Visualization and comparison of protein and DNA sequence embeddings
Instructions should work on Mac OSX of recent versions (v12 and higher)
The steps needed are:
-
Obtain protein embedding files from Uniprot
-
Prepare the python environment
-
Modify (if necessary) and run the provided script
See the explanation here: https://www.uniprot.org/help/embeddings
Download from here: https://www.uniprot.org/help/downloads
The two files needed for this example are:
- https://ftp.uniprot.org/pub/databases/uniprot/current_release/knowledgebase/embeddings/UP000001940_6239/per-protein.h5
- https://ftp.uniprot.org/pub/databases/uniprot/current_release/knowledgebase/embeddings/UP000005640_9606/per-protein.h5
Note that these files have the same base filename, so you'll need to rename them (e.g. "elegans-protein.h5")
Download these files one at a time, renaming as necessary, and place them in a new directory.

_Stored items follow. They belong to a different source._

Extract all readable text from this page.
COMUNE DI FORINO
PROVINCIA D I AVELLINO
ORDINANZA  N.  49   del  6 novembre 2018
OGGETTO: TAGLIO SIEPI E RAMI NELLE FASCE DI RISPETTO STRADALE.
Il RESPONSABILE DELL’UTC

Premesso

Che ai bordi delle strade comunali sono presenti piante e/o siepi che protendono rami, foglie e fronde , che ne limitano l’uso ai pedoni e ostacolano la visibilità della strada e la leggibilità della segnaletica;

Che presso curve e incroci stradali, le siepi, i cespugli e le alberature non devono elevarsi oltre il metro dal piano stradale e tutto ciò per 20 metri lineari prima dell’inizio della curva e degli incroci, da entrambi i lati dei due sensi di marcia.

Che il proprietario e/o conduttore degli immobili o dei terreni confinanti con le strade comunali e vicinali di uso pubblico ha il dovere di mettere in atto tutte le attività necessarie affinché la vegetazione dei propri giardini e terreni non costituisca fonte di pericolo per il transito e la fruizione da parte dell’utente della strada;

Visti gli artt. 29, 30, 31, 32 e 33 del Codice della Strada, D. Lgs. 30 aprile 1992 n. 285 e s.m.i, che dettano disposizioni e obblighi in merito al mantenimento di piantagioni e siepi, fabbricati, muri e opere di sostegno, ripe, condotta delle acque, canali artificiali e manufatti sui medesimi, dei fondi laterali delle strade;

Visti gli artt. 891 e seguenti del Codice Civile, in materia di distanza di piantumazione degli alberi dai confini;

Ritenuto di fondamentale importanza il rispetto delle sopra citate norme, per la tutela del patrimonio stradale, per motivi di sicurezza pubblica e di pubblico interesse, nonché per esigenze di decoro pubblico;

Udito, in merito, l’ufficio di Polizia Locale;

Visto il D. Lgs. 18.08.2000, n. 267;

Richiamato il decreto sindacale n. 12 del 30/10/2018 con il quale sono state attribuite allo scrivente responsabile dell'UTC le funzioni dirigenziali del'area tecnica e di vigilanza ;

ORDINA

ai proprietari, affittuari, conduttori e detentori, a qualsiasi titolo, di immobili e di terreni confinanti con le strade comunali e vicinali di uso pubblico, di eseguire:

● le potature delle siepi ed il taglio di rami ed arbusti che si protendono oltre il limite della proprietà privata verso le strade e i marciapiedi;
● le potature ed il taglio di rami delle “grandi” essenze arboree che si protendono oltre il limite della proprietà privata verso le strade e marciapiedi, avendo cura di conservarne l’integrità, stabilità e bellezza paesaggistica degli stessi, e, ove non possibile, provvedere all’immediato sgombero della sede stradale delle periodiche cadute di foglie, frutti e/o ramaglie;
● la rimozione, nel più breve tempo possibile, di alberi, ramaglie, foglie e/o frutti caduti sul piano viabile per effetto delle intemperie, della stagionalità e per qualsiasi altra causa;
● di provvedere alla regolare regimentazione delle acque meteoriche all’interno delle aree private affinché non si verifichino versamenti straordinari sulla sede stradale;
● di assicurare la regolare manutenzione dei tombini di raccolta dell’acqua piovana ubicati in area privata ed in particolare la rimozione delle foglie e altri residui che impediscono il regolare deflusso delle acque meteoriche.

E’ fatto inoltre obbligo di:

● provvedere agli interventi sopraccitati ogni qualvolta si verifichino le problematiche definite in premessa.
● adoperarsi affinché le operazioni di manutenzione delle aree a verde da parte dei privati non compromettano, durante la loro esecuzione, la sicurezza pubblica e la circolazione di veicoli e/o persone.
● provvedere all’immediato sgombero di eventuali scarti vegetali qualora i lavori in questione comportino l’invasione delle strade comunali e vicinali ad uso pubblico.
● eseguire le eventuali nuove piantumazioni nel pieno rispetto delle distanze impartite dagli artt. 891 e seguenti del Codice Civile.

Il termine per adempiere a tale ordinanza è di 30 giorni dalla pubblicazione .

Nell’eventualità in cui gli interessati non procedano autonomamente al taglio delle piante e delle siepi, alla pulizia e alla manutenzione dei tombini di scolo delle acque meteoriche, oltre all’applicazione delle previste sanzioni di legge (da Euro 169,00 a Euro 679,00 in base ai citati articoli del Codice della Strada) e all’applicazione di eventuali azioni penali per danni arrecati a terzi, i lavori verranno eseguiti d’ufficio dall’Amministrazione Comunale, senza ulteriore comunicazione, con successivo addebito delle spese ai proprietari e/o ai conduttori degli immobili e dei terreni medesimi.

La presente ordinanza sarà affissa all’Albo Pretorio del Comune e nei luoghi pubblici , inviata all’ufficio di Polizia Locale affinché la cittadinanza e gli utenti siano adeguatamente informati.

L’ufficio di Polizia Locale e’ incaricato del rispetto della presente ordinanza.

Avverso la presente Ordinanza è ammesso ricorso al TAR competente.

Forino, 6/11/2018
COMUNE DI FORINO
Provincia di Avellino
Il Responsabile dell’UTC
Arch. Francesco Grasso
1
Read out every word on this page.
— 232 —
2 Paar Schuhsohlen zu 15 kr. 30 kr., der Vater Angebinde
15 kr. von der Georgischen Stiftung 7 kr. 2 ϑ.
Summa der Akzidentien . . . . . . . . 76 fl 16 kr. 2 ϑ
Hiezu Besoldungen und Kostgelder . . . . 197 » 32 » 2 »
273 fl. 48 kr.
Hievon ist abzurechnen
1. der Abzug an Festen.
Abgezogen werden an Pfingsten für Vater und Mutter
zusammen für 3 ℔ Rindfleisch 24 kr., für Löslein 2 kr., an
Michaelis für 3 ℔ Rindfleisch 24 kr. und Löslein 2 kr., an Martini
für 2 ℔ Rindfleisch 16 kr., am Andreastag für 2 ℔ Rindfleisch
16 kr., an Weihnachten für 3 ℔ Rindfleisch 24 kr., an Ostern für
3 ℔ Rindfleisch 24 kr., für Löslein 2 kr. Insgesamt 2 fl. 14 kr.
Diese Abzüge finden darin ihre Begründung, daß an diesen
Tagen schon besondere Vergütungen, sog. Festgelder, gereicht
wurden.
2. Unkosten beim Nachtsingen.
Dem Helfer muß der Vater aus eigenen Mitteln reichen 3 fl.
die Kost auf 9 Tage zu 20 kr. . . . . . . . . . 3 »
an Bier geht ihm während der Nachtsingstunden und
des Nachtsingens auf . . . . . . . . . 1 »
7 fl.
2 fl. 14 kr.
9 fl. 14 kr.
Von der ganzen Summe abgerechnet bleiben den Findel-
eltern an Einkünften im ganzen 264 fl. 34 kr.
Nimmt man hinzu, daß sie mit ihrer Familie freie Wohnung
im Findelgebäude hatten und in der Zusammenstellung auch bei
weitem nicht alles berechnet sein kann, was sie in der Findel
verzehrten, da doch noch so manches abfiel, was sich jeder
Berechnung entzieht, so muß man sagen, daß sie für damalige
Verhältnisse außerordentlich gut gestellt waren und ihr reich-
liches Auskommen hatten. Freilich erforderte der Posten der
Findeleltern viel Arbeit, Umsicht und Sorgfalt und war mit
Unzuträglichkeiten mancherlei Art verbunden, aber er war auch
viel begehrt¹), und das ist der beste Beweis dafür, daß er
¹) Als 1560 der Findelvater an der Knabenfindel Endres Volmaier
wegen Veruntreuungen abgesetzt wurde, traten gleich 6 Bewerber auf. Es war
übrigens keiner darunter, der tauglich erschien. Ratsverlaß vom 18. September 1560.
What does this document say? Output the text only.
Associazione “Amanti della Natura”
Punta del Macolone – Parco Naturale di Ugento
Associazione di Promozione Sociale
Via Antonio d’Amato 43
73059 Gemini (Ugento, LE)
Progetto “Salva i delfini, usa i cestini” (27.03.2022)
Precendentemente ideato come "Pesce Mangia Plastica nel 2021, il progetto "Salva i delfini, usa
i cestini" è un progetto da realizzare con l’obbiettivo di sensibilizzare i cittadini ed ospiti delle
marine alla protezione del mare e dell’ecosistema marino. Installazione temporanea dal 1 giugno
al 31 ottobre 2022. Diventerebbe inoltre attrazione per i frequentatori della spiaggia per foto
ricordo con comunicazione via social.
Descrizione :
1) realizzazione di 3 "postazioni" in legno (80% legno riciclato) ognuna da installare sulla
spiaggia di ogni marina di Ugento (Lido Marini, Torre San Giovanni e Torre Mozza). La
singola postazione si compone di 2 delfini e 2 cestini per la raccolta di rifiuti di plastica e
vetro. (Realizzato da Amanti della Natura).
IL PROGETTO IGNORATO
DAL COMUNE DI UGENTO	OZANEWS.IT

- Install "pip" (a package manager for python) from the Terminal if necessary:
python3 -m ensurepip
- Install the needed modules (Dash, UMAP, Pandas, and iPython for ease of use):
pip install dash
pip install pandas
pip install umap-learn
pip install ipython
Another way is to use conda
to create a virtual environment and install the same thing (TODO explain more about this)
- Start iPython and run the "worm_human_plot.py" script:
ipython
(you can then paste in the commands from the script line-by-line)
Alternatively you can just run the script using python3 worm_human_plot.py
from the Terminal, non-interactively.